I conduct fundamental, empirical and applied research at the nexus of data science, network analysis, natural language processing, machine learning and computational social science. My research agenda is driven by my believe that progress in data science requires interdisciplinary and mixed methods approaches to enable the joint consideration of the structure and content of social interactions, and to assess the impact of data provenance on research outcomes and of information products on social agents. In my research lab, we develop computational solutions that are grounded in theories from the social sciences, humanities and linguistics. We bring these solutions into different application contexts to test their generalizability, and to advance theory.

Area 1: Impact Assessment

What impact do information products have on people beyond simple frequency based metrics?

We have been developing, implementing, evaluating and applying a theory-driven, computational solution to assessing the impact of issue-focused information products on people, groups and society. For example, we built a theory-driven framework and probabilistic prediction model for identifying different types of impact on individuals, such as changes versus reinforcement in personal behavior, cognition and emotions...[Learn More]

Area 2: Impact of Data Quality and Provenance

How do limitations and intransparencies in data quality and data provenance bias research outcomes, and how can we detect and mitigate these limitations?

For example, we have been investigating the impact of entity resolution errors on network analysis results. We found that commonly reported network metrics and derived implications can strongly deviate from the truth - as established based on gold standard data or approximations thereof - depending on the efforts dedicated to entity resolution....[Learn More]

Area 3: Natural Language Processing for Building and Enhancing Graph Data and Theory

How can we use user-generated content to construct, infer or refine network data?

We have been tackling this problem by leveraging communication content produced and disseminated in social networks to enhance graph data.
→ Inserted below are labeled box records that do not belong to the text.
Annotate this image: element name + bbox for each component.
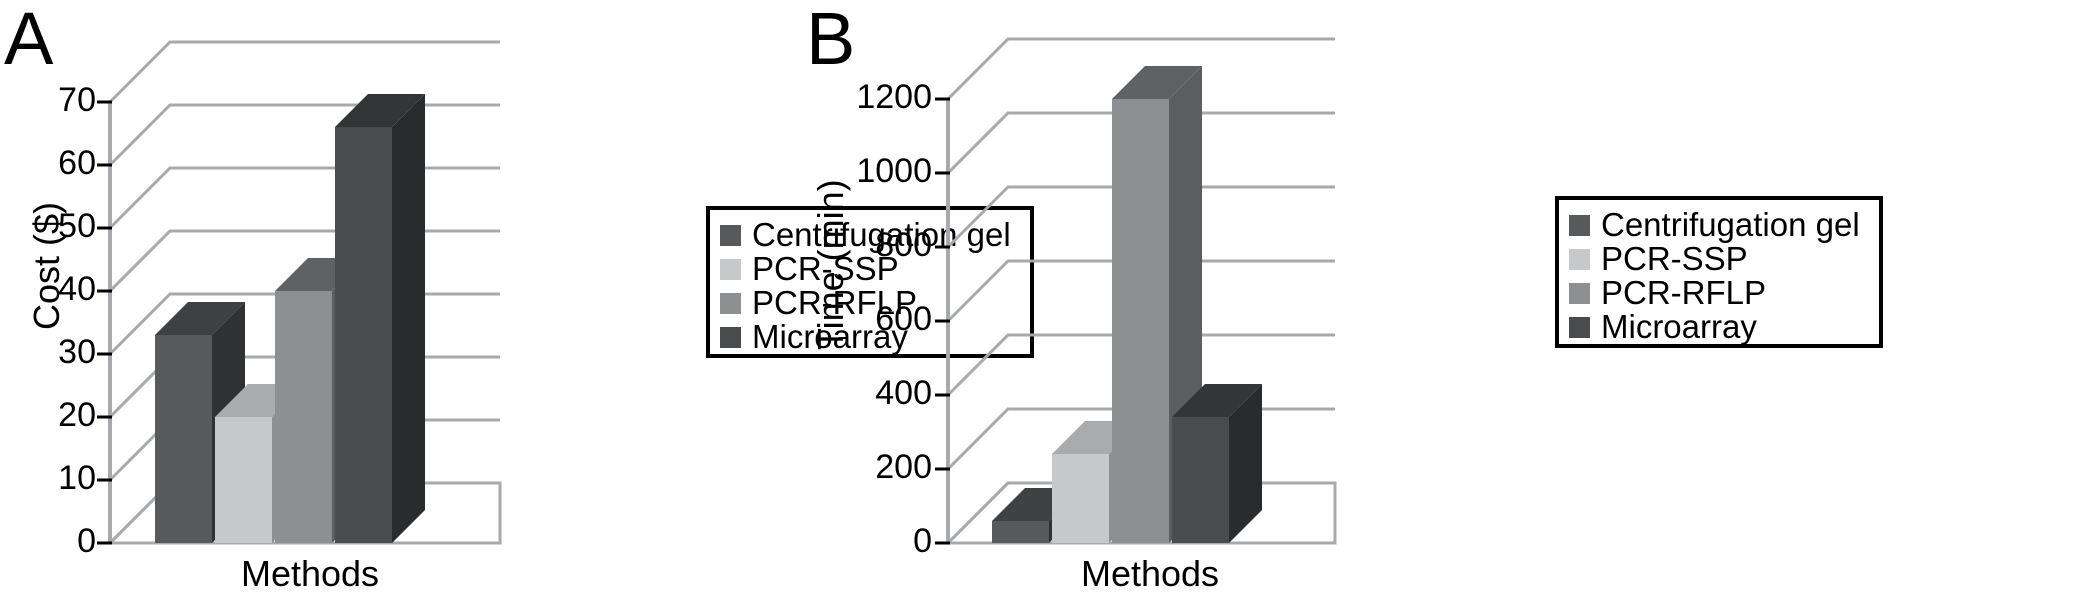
legend-swatch-centrifugation-gel xyxy=(720,224,741,246)
legend-swatch-microarray xyxy=(720,326,741,348)
panel-a-x-axis-title: Methods xyxy=(240,553,380,594)
legend-label-centrifugation-gel: Centrifugation gel xyxy=(752,216,1011,253)
legend-item-pcr-rflp[interactable]: PCR-RFLP xyxy=(720,284,1020,321)
legend-swatch-pcr-ssp xyxy=(1569,248,1590,270)
panel-b-letter: B xyxy=(806,0,856,80)
panel-a-plot xyxy=(97,40,502,545)
legend-item-microarray[interactable]: Microarray xyxy=(720,318,1020,355)
panel-b-bar-microarray xyxy=(1172,384,1262,543)
legend-swatch-centrifugation-gel xyxy=(1569,214,1590,236)
legend-label-centrifugation-gel: Centrifugation gel xyxy=(1601,206,1860,243)
panel-a-ytick-0: 0 xyxy=(77,522,96,560)
panel-a-ytick-30: 30 xyxy=(58,333,96,371)
legend-item-centrifugation-gel[interactable]: Centrifugation gel xyxy=(1569,206,1869,243)
panel-b-plot xyxy=(935,37,1337,545)
legend-item-pcr-ssp[interactable]: PCR-SSP xyxy=(1569,240,1869,277)
panel-b-ytick-200: 200 xyxy=(875,448,932,486)
legend-label-pcr-rflp: PCR-RFLP xyxy=(752,284,918,321)
panel-a-ytick-20: 20 xyxy=(58,396,96,434)
panel-b-ytick-1200: 1200 xyxy=(856,78,932,116)
panel-a-ytick-50: 50 xyxy=(58,207,96,245)
panel-a-legend[interactable]: Centrifugation gel PCR-SSP PCR-RFLP Micr… xyxy=(706,206,1034,358)
panel-b: B Time (min) 0 200 400 600 800 1000 1200 xyxy=(790,0,2100,598)
panel-b-legend[interactable]: Centrifugation gel PCR-SSP PCR-RFLP Micr… xyxy=(1555,196,1883,348)
panel-b-ytick-0: 0 xyxy=(913,522,932,560)
legend-label-pcr-rflp: PCR-RFLP xyxy=(1601,274,1767,311)
panel-a-ytick-70: 70 xyxy=(58,81,96,119)
legend-label-microarray: Microarray xyxy=(1601,308,1757,345)
panel-a-ytick-40: 40 xyxy=(58,270,96,308)
panel-a-bar-microarray xyxy=(335,94,425,543)
panel-a-ytick-60: 60 xyxy=(58,144,96,182)
legend-swatch-pcr-ssp xyxy=(720,258,741,280)
legend-swatch-microarray xyxy=(1569,316,1590,338)
legend-label-pcr-ssp: PCR-SSP xyxy=(1601,240,1748,277)
panel-b-ytick-1000: 1000 xyxy=(856,152,932,190)
legend-item-pcr-rflp[interactable]: PCR-RFLP xyxy=(1569,274,1869,311)
legend-item-pcr-ssp[interactable]: PCR-SSP xyxy=(720,250,1020,287)
panel-b-ytick-400: 400 xyxy=(875,374,932,412)
panel-b-ytick-600: 600 xyxy=(875,300,932,338)
panel-a: A Cost ($) 0 10 20 30 40 50 60 70 xyxy=(0,0,1040,598)
legend-label-pcr-ssp: PCR-SSP xyxy=(752,250,899,287)
panel-a-ytick-marks xyxy=(97,100,112,545)
legend-item-centrifugation-gel[interactable]: Centrifugation gel xyxy=(720,216,1020,253)
panel-b-ytick-marks xyxy=(935,97,950,545)
legend-swatch-pcr-rflp xyxy=(720,292,741,314)
panel-b-ytick-800: 800 xyxy=(875,226,932,264)
legend-label-microarray: Microarray xyxy=(752,318,908,355)
legend-swatch-pcr-rflp xyxy=(1569,282,1590,304)
panel-a-letter: A xyxy=(4,0,54,80)
panel-a-ytick-10: 10 xyxy=(58,459,96,497)
panel-b-x-axis-title: Methods xyxy=(1080,553,1220,594)
legend-item-microarray[interactable]: Microarray xyxy=(1569,308,1869,345)
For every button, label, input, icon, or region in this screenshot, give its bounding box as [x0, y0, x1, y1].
For example, we have used domain-adjusted sentiment analysis to label graphs with valence values in order to enable triadic balance assessment. The resulting method enables fast and systematic sign detection, eliminates the need for surveys or manual link labeling, and reduces issues with leveraging user-generated (meta)-data....[Learn More]
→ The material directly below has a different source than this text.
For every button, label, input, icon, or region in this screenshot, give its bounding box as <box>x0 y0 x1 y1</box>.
Area 4: Practical Ethics for Working with Human-Centered and Online Data

How to be rule compliant and still innovate?

The collection and analysis of human-centered and/ or data are governed by multiple sets of norms and regulations. Problems can arise when researchers are unaware of applicable rules, uninformed about their practical meaning and compatibility, and insufficiently skilled in implementing them. We are developing and delivering educational modules to address this issue....[Learn More]
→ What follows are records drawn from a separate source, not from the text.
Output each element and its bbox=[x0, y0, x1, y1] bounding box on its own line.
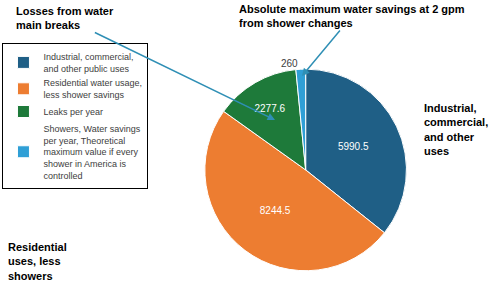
svg-text:Industrial, commercial,and oth: Industrial, commercial,and other public … bbox=[43, 52, 133, 74]
svg-text:Industrial,commercial,and othe: Industrial,commercial,and otheruses bbox=[424, 102, 488, 157]
svg-text:8244.5: 8244.5 bbox=[260, 205, 291, 216]
svg-text:Showers, Water savingsper year: Showers, Water savingsper year, Theoreti… bbox=[43, 124, 140, 181]
svg-text:Leaks per year: Leaks per year bbox=[43, 107, 103, 117]
svg-text:Losses from watermain breaks: Losses from watermain breaks bbox=[16, 5, 114, 31]
svg-text:Absolute maximum water savings: Absolute maximum water savings at 2 gpmf… bbox=[239, 3, 465, 29]
svg-text:Residential water usage,less s: Residential water usage,less shower savi… bbox=[43, 78, 142, 100]
svg-text:Residentialuses, lessshowers: Residentialuses, lessshowers bbox=[8, 241, 67, 282]
svg-text:5990.5: 5990.5 bbox=[338, 141, 369, 152]
svg-text:2277.6: 2277.6 bbox=[254, 103, 285, 114]
svg-text:260: 260 bbox=[281, 58, 298, 69]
Area 5: Evaluation and Mapping of Medical Information and Patient Language Use

In our current work funded by IMO (Intelligent Medical Objects), a private company specializing in developing, managing and licensing medical vocabularies, we evaluate the coverage and accuracy of various medical terminologies, and test strategies for increasing the precision of mapping medical reports to standardized terminologies....[Learn More]

Former completed project

  • Socio-technical data analytics for improving impact and impact assessment
    • PI: Jana Diesner (2014-2015)
    • Funder: Anheuser Busch, grant # 2014-04922
    • Technologies Developed: SAIL (Sentiment Analysis and Incremental Learning) [GitHub]
  • Entity Extractor for the Scalable Constructing of Semantically Rich Socio-Technical Network Data (2013)
    • PI: Jana Diesner, Co-PI: Brent Fegley (Informatics PhD student)
    • Funder:  start-up allocation award from "Extreme Science and Engineering Discovery Environment" (XSEDE)
    • Short description: Network data can be extracted from text corpora; a process also known as relation extraction. As part of this process, instances of relevant entity classes need to be located and classified in a robust, accurate and automated fashion. One problem in this domain is that for distilling socio-technical network data suitable for answering substantive questions, e.g. about culture or geopolitical conflicts, the set of entities classes to be considered needs to include andgo beyond the standard set of classes (agents, organizations, locations) by also covering: a) Additional classes relevant for modeling socio-techncal systems, such as “tasks”, “resources” and “knowledge” and b) Entities that are not referred to by a name, e.g. “protestors” or “climate change”. With this project, we are building an entity extractor that overcomes these limitations.